From the Founder

From the Founder: Words and Actions

Planet Word was intended to be place where people would have fun with language, a joyful place where people would come together to use their words, that shined a spotlight on the too-long neglected “artifacts of our lives” — words. Its content would lead visitors to pay attention to their power. And to my delight, Planet Word became a place that over the past two years has brought that joy and mindfulness to tens of thousands of visitors.

But lately words are not those overlooked, neglected, ephemeral small objects — not because of anything Planet Word has done, but because of what has been happening in the wider world. There is indeed a spotlight shining on words, but not for the reasons I’d wished for or contemplated.

This undesirable kind of focus on words started with former President Trump’s willingness to say things that were previously kept under wraps, starting with anti-Muslim rhetoric and spreading to slurs against immigrants and name-calling against the media or anyone who disagreed with him or using an anti-Chinese epithet when referring to Covid. Then his rhetoric took on fighting words and imagery, culminating with the attack on the Capitol on Jan. 6, 2021.

The connection between vengeful rhetoric and actual physical violence has far too much devastating historic precedent: Words that advocate hate often lead to violence, whether intentionally or not. Think of the Holocaust. Think of Hutu radio messages in Rwanda in 1994 that led to genocide of their rivals, the Tutsi. And now, after years of vilifying Nancy Pelosi, witness how rhetoric led someone to break into her house with murderous intentions and take out his demented ideas on her husband. (The baseness of people who would make jokes about the attack on Pelosi’s husband defies comprehension.) We shouldn’t have been surprised, though. And a powerful new novel all about the power of language, Our Missing Hearts, by Celeste Ng, depicts a dystopian future where words lead to targeting Asians as a scapegoat for domestic crises.
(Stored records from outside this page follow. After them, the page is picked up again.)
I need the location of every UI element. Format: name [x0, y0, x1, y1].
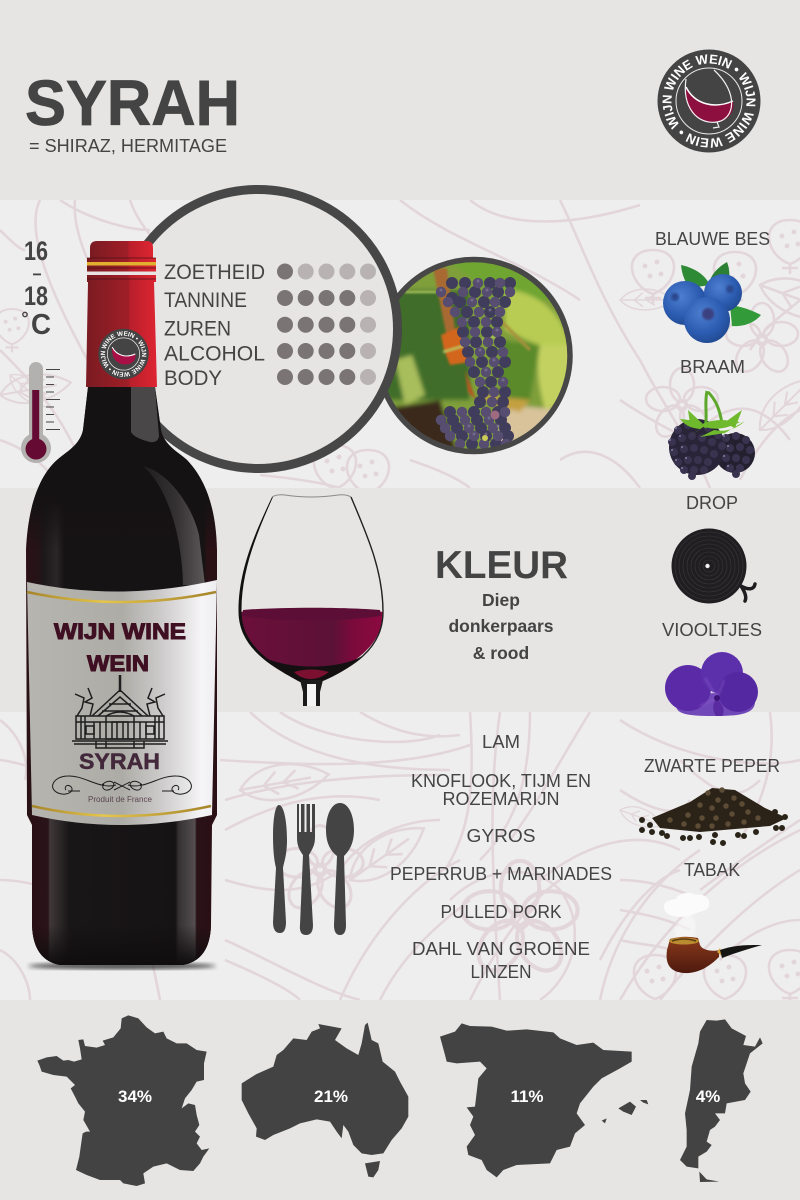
label illustration: temple — [72, 675, 168, 748]
value: Spain share: 11% — [510, 1087, 544, 1106]
icon: violet flower — [665, 652, 758, 716]
map: France — [37, 1015, 209, 1186]
dots: zoetheid rating — [277, 264, 376, 280]
panel: floral band bottom — [0, 712, 800, 1000]
food pairing list — [390, 731, 612, 982]
value: Australia share: 21% — [314, 1087, 348, 1106]
colour description: donkerpaars — [448, 616, 554, 636]
icon: liquorice wheel — [672, 528, 755, 604]
bottle label — [27, 580, 217, 825]
label: tannine: TANNINE — [164, 289, 247, 312]
label text: syrah: SYRAH — [79, 749, 160, 774]
dots: body rating — [277, 369, 376, 385]
temperature range: C — [31, 309, 51, 341]
dots: zuren rating — [277, 317, 376, 333]
icon: cutlery — [273, 803, 354, 935]
colour description: Diep — [482, 590, 520, 610]
colour description — [448, 590, 554, 663]
pairing: peperrub: PEPERRUB + MARINADES — [390, 863, 612, 884]
map: Spain — [440, 1023, 648, 1177]
bottle capsule — [86, 241, 157, 387]
grape photo circle — [384, 256, 573, 454]
icon: blackberry — [669, 391, 755, 476]
logo: Wijn Wine Wein: WINE WEIN • WIJN WINE WEIN • WIJN — [662, 54, 756, 148]
pairing: linzen: LINZEN — [470, 961, 532, 982]
label: body: BODY — [164, 367, 222, 390]
temperature range — [23, 236, 51, 341]
label: alcohol: ALCOHOL — [164, 342, 265, 366]
subtitle: synonyms: = SHIRAZ, HERMITAGE — [29, 135, 227, 156]
dots: tannine rating — [277, 290, 376, 306]
temperature range: 18 — [24, 281, 48, 311]
icon: peppercorns — [642, 788, 787, 843]
aroma label: drop: DROP — [686, 492, 738, 513]
aroma label: blauwe bes: BLAUWE BES — [655, 228, 770, 249]
pairing: lam: LAM — [482, 731, 520, 752]
label text: brand: WIJN WINE — [54, 619, 186, 644]
pairing: pulled pork: PULLED PORK — [440, 901, 562, 922]
wine glass — [238, 495, 383, 706]
aroma label: tabak: TABAK — [684, 859, 741, 880]
label: zuren: ZUREN — [164, 318, 231, 340]
icon: blueberries — [663, 262, 761, 343]
wine bottle — [26, 241, 218, 970]
heading: kleur: KLEUR — [435, 544, 568, 587]
colour description: & rood — [473, 643, 529, 663]
icon: thermometer — [21, 362, 60, 463]
value: Argentina share: 4% — [696, 1087, 720, 1106]
title: SYRAH — [25, 67, 240, 139]
label flourish — [53, 776, 191, 794]
panel: floral band top — [0, 200, 800, 488]
pairing: knoflook: KNOFLOOK, TIJM EN — [411, 770, 591, 791]
icon: pipe with smoke — [664, 893, 762, 973]
pairing: gyros: GYROS — [466, 825, 536, 846]
value: France share: 34% — [118, 1087, 152, 1106]
pairing: rozemarijn: ROZEMARIJN — [442, 788, 560, 809]
label text: wein: WEIN — [87, 651, 149, 676]
label text: origin: Produit de France — [88, 795, 153, 804]
aroma label: viooltjes: VIOOLTJES — [662, 619, 762, 640]
aroma label: braam: BRAAM — [680, 356, 745, 377]
temperature range: 16 — [24, 236, 48, 266]
panel: taste profile circle — [118, 190, 398, 468]
dots: alcohol rating — [277, 343, 376, 359]
label: zoetheid: ZOETHEID — [164, 261, 265, 284]
map: Argentina — [680, 1019, 763, 1182]
pairing: dahl: DAHL VAN GROENE — [412, 938, 590, 959]
map: Australia — [242, 1023, 408, 1177]
aroma label: zwarte peper: ZWARTE PEPER — [644, 755, 780, 776]
capsule logo: WINE WEIN • WIJN WINE WEIN • WIJN — [100, 331, 146, 377]
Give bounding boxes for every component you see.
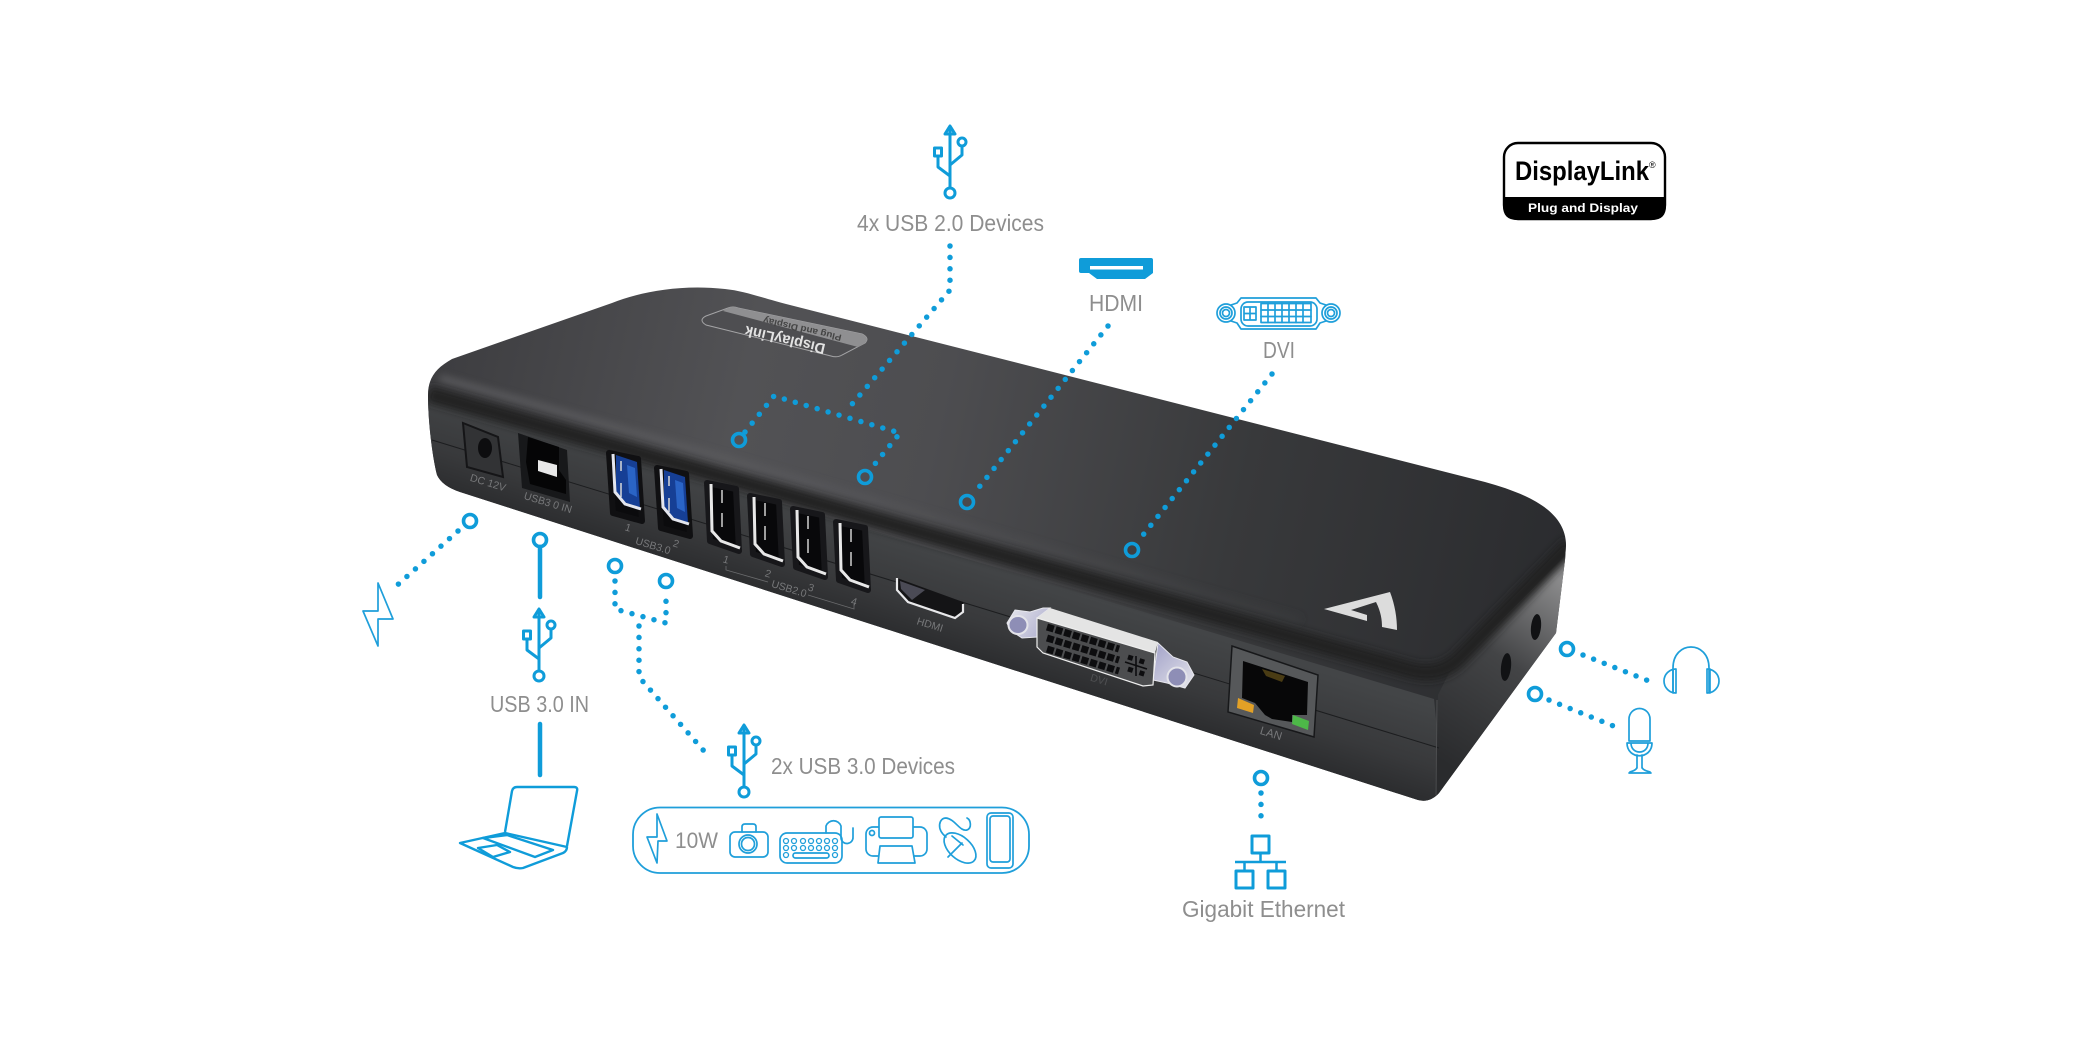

After the attack on Paul Pelosi, Michael Steele, the former Republican lieutenant governor of Maryland, told the Washington Post that the political climate has changed. So, he said, “when Donald Trump back during the 2016 campaign talks about beating the hell out of someone, he meant that literally and people took it literally.” He continued, “if I don’t like your political position or what you’re saying, it’s okay to get up in your face physically.”

On my way home from the museum this past Tuesday, I passed some young men attaching a giant, lewd banner about Democrats on a fence on the Beltway overpass near my house. I did a double take — the crude message was obviously aimed at Democrats in very blue Maryland. Were they simply exercising their constitutional right to free speech? Did they have or need a permit? Were they defacing public property? Did they think the banner was just a joke? I sat in my driveway and wondered what to do — should I turn around and go back and engage them and try to use words and a civil tone to understand their point of view and explain mine? Should I tell them why I believe using words to divide us is not the solution to making America great again?

But I didn’t — I chickened out. I called two people who both urged me not to get involved, that it would be dangerous for me to approach them all by myself — on a busy road, on an overpass, high above the freeway. They advised me to make my arguments through Planet Word instead — hence this article — and where ideas about tolerance and using words to build understanding would have a much wider reach than any conversation I could have with this small group of troublemakers.

The very next evening, many commentators criticized President Biden for giving a speech on threats to democracy, saying it was too political to give right before an election, that it was too partisan. But I think I understand his urgency in going ahead — this election may be the last chance we have to take a stand against the lies that are undermining our democracy, which, while hardly perfect, is the best system we’ve got, “if we can keep it.”

Voting is how democracies turn words into action, and how democracies survive, so let’s all use our words and voices in the voting booth Tuesday, where they can have the greatest impact.